Like I mentioned
a few days ago, a split seems to be forming
within the mujahideen shura
in Fallujah, and some of the city's residents are getting ready to boot out Abu Musab Zarqawi terrorist group, Monotheism and Jihad. This wouldn't be the first time local insurgents in Fallujah have expelled foreign fighters, but it's obviously a pretty major development.
I'm still not sure about this obsessive focus on Zarqawi though. Karl Vick's reporting in The Washington Post
makes Zarqawi out to be some chief mastermind, holding the city hostage, imposing his stringent Wahhabi brand of Islam on a town of otherwise well-meaning and pleasant Fallujans. But even without the foreign fighters, Fallujah has a good number of young Salafist clerics who command large audiences on Friday nights; Zarqawi certainly isn't the only source of militant fundamentalism in the city. Of course, Fallujans all want to talk about Zarqawi because they know the Americans are all focused on Zarqawi, but that doesn't mean Zarqawi's everything. Home-grown insurgents are all over the place: The Albuaisa tribe in particular, which comprises almost a fifth of the city, has sent hundreds of fighters into battle against the U.S. over the last year. These local insurgents certainly aren't as audacious or as well-funded as outside groups like Tawhid al-Jihad, but they're just as determined.

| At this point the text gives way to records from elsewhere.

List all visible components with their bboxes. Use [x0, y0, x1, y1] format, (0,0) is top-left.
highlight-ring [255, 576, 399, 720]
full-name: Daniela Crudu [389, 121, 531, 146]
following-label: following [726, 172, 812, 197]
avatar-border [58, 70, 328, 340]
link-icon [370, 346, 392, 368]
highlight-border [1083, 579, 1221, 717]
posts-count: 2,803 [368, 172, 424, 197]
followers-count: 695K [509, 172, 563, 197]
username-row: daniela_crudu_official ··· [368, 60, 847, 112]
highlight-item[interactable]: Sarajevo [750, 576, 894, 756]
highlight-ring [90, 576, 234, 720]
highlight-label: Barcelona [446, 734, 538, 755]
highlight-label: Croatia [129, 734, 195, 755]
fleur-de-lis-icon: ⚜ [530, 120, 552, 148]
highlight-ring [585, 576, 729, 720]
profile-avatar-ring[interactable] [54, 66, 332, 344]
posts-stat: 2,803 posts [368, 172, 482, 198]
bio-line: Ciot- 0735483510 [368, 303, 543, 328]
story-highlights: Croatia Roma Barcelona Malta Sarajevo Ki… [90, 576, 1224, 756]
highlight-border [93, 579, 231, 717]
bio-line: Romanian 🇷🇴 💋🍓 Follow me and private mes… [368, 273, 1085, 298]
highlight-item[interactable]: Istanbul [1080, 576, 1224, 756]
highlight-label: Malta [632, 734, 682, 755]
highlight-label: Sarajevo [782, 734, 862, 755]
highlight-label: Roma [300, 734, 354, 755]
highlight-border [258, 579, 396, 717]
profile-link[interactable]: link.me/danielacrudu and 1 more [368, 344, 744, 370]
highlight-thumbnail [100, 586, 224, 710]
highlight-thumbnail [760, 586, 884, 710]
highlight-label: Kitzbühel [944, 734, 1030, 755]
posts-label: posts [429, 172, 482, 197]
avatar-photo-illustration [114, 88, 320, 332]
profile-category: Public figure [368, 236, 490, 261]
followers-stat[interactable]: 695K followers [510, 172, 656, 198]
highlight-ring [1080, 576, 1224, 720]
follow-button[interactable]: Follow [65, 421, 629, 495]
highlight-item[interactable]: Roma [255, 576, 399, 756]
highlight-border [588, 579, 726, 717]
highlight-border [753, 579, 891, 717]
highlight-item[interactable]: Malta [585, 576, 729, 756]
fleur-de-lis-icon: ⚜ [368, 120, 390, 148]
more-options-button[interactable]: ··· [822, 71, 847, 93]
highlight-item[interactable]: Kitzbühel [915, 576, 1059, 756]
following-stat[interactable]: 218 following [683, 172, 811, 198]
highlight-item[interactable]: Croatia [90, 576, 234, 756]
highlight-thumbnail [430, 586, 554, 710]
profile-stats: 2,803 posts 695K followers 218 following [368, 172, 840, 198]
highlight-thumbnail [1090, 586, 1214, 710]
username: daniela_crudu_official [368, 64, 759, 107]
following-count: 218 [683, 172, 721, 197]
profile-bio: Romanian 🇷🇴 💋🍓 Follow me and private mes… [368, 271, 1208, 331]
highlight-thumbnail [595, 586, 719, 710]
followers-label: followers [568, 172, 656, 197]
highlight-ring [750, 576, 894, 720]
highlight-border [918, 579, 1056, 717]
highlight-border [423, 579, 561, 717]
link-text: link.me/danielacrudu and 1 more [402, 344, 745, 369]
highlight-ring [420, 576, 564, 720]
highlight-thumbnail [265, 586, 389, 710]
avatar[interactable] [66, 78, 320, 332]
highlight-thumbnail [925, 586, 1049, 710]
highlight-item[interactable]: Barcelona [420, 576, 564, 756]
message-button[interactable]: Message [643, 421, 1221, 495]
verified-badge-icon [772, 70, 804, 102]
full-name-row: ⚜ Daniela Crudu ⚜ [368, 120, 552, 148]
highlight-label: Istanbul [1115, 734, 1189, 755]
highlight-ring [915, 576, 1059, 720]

Don't get me wrong, if the U.S. and Allawi's interim government can isolate the foreign lunatics, drive them out, and negotiate a peace treaty with the rest of the city, that's obviously great news. But the cheerleaders should know that Zarqawi is a relatively minor problem, one that will have more significance here at home than in Iraq. The Sunnis still
have no real political representation: The largest Sunni political group, the Association of Muslim Scholars, plans to boycott the elections. If, come January, the city feels like it hasn't received a fair shake, there will be no end of insurgents ready to cause havoc.